National Maritime Day

For National Maritime Day we are featuring a guest blog post from Larrie Ferreiro, author of  Ships and Science: The Birth of Naval Architecture in the Scientific Revolution, 1600-1800. Enjoy!

The United States celebrates National Maritime Day every May 22, the date on which Savannah, the first steamship to cross the Atlantic, departed its eponymous home port in 1819. Yet this event, commemorating a significant advance in our maritime heritage, obscures two important facts: first, that America was a maritime nation long before Savannah set sail, even before it was an independent country; and second, that we have always been mariners of the rivers, coastlines and littorals, far more than of the open ocean. As the authors of the magnificent book, The Way of the Ship: America’s Maritime History Reenvisioned, 1600-2000 explain, “Americans began trading more with themselves than they did with the rest of the world. . . . The quintessential description of shipping is not Richard Henry Dana’s Two Years before the Mast but Mark Twain’s Life on the Mississippi.”

These facts have serious implications for our nation’s overtaxed transportation system.  A recent MIT Press blog about National Transportation Week pointed out that “we are at a critical point of major transportation diversification”, in large part due to the fact that many highways are approaching the end of the useful lives. Although most of its trade is internal, America still imports and exports more goods than any other nation on Earth, and that volume is set to increase due to several factors:  the widening of the Panama Canal locks that will bring larger, more capacious ships to revitalized US ports; new, shorter shipping routes across the Arctic; and the fact that the United States is increasing its exports due to improvements in advanced manufacturing technologies, and sweeping changes in oil and gas production. All of that additional trade means imports must be moved from the coastal ports to markets around the country, and exports from the nation’s manufacturers and producers to the ports.  America’s maritime enterprise is well-placed to serve this expanding need.

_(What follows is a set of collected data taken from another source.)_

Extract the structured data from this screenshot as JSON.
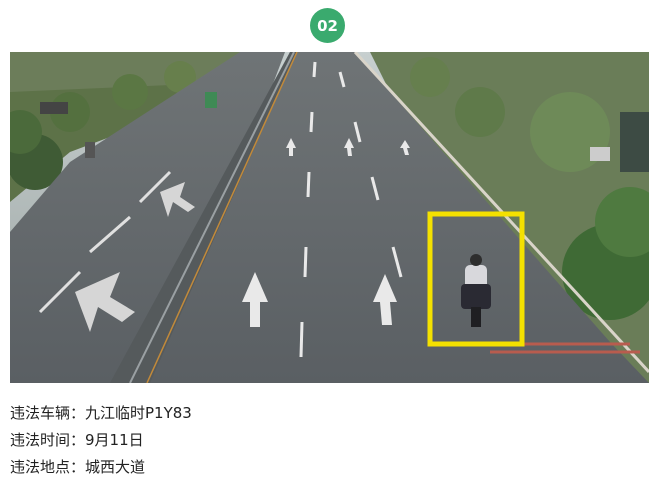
{
  "badge": {
    "number": "02"
  },
  "photo": {
    "description_icon": "traffic-camera-image",
    "highlight_color": "#f4e100"
  },
  "captions": [
    {
      "label": "违法车辆：",
      "value": "九江临时P1Y83"
    },
    {
      "label": "违法时间：",
      "value": "9月11日"
    },
    {
      "label": "违法地点：",
      "value": "城西大道"
    }
  ]
}
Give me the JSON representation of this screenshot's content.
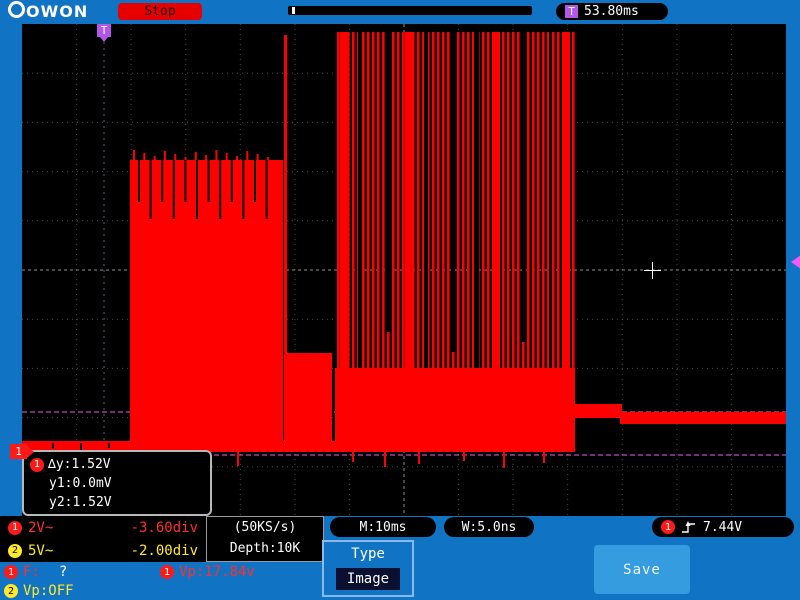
{
  "brand": "OWON",
  "topbar": {
    "state": "Stop",
    "trig_label": "T",
    "trig_time": "53.80ms"
  },
  "markers": {
    "ch1": "1",
    "trigger": "T"
  },
  "cursor_box": {
    "ch": "1",
    "dy": "∆y:1.52V",
    "y1": "y1:0.0mV",
    "y2": "y2:1.52V"
  },
  "status": {
    "ch1_badge": "1",
    "ch1_scale": "2V~",
    "ch1_pos": "-3.60div",
    "ch2_badge": "2",
    "ch2_scale": "5V~",
    "ch2_pos": "-2.00div",
    "sample_rate": "(50KS/s)",
    "depth": "Depth:10K",
    "main_time": "M:10ms",
    "window_time": "W:5.0ns",
    "trig_badge": "1",
    "trig_level": "7.44V",
    "freq_badge": "1",
    "freq_label": "F:",
    "freq_value": "?",
    "vp1_badge": "1",
    "vp1": "Vp:17.84v",
    "vp2_badge": "2",
    "vp2": "Vp:OFF"
  },
  "menu": {
    "type_label": "Type",
    "type_value": "Image",
    "save": "Save"
  },
  "colors": {
    "frame_blue": "#1173c4",
    "waveform_red": "#ff0000",
    "cursor_magenta": "#f25cf2",
    "ch1_red": "#ff2e2e",
    "ch2_yellow": "#ffe92a",
    "stop_red": "#e60000",
    "save_blue": "#359ce0",
    "trigger_violet": "#b257e8"
  }
}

A recent study comparing modes of transport showed that marine freight carriers, at 576 gallons per ton-mile, are far more efficient than either trucks (155) or rail (413), and are safer than either mode. One medium-sized barge tow takes 1,000 trucks off the road. The United States has the industrial and engineering skills to expand the national maritime infrastructure – expanded port facilities, river and waterways improvements, shipbuilding and crew training – to shift the ever-increasing freight traffic from our overtaxed roads and rails, and onto the underutilized short-sea shipping and waterways routes. What is required is the concerted will to do so. At the national, state and local levels, we need to place America’s waterways at the forefront of our efforts to improve and diversify our transportation system.